I think one thing that is especially true about writing with an ideology is that most writing reflects the life and times of the author. I think there is absolutely nothing wrong with that. Does it "ruin the wonder" of Les Mis that the Hugo has an ax to grind against the iniquities of life for the vast majority of 19th century French people? Or War and Peace, or Things Fall Apart? Ideology is born out of our experience; it is, for better and worse, part of how we as humanity figure things out, painfully and slowly but unceasingly. Anyway, now I'm on a high horse myself.
Where I guess I sort of agree with Weir is the "weak version" of the claim -- I think it's important to not sacrifice other elements of a story on the altar of ideology. If you have a great ideological point but it is so strong that your plots start to fall apart, or your characters feel stale, step back and edit. This is a bit of a stretch, but I think it might be a critique I have for GRRM's work. He is not an ideologue, but sometimes I feel he is so committed to "the European medieval period was horrible, actually," that it gets in the way of his telling a compelling story.
In the game I'm writing now, which is heavily about class struggle, I find myself dealing with this problem to an even greater degree, because of the element of player choice.
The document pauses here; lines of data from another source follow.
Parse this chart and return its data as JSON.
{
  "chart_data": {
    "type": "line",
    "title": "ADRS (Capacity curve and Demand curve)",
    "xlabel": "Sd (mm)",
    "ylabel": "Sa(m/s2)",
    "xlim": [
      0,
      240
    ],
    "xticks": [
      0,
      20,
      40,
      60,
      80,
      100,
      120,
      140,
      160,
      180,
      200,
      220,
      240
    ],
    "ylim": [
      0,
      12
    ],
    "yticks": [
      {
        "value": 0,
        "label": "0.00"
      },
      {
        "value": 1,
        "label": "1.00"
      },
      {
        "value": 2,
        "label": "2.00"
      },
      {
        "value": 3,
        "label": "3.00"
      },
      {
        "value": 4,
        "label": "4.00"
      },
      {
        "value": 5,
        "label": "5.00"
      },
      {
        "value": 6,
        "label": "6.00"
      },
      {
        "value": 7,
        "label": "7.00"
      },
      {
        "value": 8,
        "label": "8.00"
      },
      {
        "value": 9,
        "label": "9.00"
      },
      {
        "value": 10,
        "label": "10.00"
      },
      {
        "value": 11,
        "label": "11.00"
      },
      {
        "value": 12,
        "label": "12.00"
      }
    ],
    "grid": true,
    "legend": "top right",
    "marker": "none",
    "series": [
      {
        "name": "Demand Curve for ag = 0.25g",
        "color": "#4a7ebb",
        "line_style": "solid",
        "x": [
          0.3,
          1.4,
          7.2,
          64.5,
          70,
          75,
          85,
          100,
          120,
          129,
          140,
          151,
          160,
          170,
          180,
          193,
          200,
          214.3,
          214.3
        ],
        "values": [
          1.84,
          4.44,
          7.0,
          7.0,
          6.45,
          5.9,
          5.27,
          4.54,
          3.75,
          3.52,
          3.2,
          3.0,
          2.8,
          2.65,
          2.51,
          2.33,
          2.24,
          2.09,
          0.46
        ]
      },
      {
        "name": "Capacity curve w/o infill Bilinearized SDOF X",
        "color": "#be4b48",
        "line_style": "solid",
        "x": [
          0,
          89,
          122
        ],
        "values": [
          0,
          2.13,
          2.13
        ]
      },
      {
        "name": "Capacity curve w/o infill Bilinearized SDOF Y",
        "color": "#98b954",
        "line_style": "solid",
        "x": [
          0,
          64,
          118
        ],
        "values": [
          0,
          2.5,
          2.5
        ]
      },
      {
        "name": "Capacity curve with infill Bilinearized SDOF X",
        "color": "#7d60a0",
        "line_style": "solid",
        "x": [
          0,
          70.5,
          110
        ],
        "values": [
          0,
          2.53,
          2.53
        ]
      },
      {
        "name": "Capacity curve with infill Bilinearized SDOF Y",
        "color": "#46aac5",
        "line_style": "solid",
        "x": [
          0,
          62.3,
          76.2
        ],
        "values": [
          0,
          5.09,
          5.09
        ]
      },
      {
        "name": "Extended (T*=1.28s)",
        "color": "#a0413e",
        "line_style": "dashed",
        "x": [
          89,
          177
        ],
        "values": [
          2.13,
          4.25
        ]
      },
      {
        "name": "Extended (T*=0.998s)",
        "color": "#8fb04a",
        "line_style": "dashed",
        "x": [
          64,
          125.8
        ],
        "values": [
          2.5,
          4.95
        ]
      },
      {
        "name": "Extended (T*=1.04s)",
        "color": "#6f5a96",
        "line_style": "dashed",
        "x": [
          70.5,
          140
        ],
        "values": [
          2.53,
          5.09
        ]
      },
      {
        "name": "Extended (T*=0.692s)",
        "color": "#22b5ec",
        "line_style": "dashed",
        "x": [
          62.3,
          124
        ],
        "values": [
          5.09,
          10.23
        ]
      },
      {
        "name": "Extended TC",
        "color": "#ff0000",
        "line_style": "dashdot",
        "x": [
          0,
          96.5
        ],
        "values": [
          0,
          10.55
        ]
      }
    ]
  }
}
I well remember, and have taken to heart, our many conversations about moral choices in RPGs all the way from KOTOR, that basically boil down to "eh, I'm a normal person" vs. "I kill puppies for fun!" There are some ideologically motivated, tear-down-the-system type choices in my game; but it's very important for them to not feel as the default, with puppy-killing as an alternative. When you destroy a noble family's evil magical mansion, what is the collateral damage? Both in the immediate, physical sense, and in the social / economic shockwaves that reverberate through the society.